Hot Composting: Step-by-Step Guide

woman in jeans leans over to put food scraps into diy hot compost pile

Treehugger / Sanja Kostic

  • Total Time: 6 - 14 hours
  • Yield: 4-5 gallons of compost
  • Skill Level: Beginner
  • Estimated Cost: $0-200

Hot composting is the process wherein microorganisms and bacteria biodegrade kitchen scraps and yard waste to create a concentrated material that can be used as a soil enricher. Hot composting is a little more complicated than cold composting, as it requires more attention and maintenance, but the upshot is you get compost more quickly— as fast as a month or so.

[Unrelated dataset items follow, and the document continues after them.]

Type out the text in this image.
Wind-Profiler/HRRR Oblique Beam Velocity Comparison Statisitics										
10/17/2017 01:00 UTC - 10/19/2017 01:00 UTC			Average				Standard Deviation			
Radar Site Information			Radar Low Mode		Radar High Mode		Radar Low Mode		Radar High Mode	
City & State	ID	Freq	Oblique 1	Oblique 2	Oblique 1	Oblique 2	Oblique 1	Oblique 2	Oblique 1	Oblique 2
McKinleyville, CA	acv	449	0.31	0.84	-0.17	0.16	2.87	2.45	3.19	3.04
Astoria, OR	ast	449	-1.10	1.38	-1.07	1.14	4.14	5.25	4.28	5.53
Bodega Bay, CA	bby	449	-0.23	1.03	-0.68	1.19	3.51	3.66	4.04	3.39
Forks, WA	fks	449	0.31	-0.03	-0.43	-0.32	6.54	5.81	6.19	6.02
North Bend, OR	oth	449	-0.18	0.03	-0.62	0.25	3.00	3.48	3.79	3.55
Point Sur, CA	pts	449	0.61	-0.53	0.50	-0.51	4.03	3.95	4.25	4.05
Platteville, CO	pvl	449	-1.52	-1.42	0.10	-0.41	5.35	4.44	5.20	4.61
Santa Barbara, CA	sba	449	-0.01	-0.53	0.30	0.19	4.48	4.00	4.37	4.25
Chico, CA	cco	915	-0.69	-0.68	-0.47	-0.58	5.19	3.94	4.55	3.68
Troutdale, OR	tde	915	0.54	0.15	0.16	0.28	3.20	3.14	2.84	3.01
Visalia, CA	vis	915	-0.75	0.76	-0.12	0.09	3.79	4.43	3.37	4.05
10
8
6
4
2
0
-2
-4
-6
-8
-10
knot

When hot composting, specific temperatures and moisture levels need to be maintained, as does a careful balance between nitrogen, carbon, and oxygen. This is different from cold composting, which doesn't need more than very basic monitoring, if any. Using special redworms to break food down into compost is called vermicomposting, and bokashi composting requires special equipment and careful monitoring.

While it can take a little time to learn how the process works and tinker with the levels, it's worth remembering that this is a natural process, so you can't really "break" it or do it wrong. If you do mess up levels of moisture or it gets too dry or too hot, your compost will still break down, it will just happen more slowly, more akin to cold compost. You can almost always restart the process as there are always bacteria and microorganisms in the environment to take the place of those that might have gotten accidentally killed.

Why Composting Is Good for the Planet

woman in green floral dress stands next to diy compost pile and watering can

Treehugger / Sanja Kostic

It may be surprising, but in most households, 30% of garbage is made up of food scraps and yard waste. Most of this material can be composted—which both saves space in landfills and reduces the greenhouse gas methane, which is produced when food and yard waste break down without oxygen, as in a typical garbage dump.

On top of reducing your household waste, you also get a rich material that you can use to fertilize your veggie or flower garden, your potted plants, or even your lawn.

Kids and adults alike can learn from composting, too, as it brings attention to food waste in the household and is a practical way to learn about chemistry, microorganisms, and decomposition processes.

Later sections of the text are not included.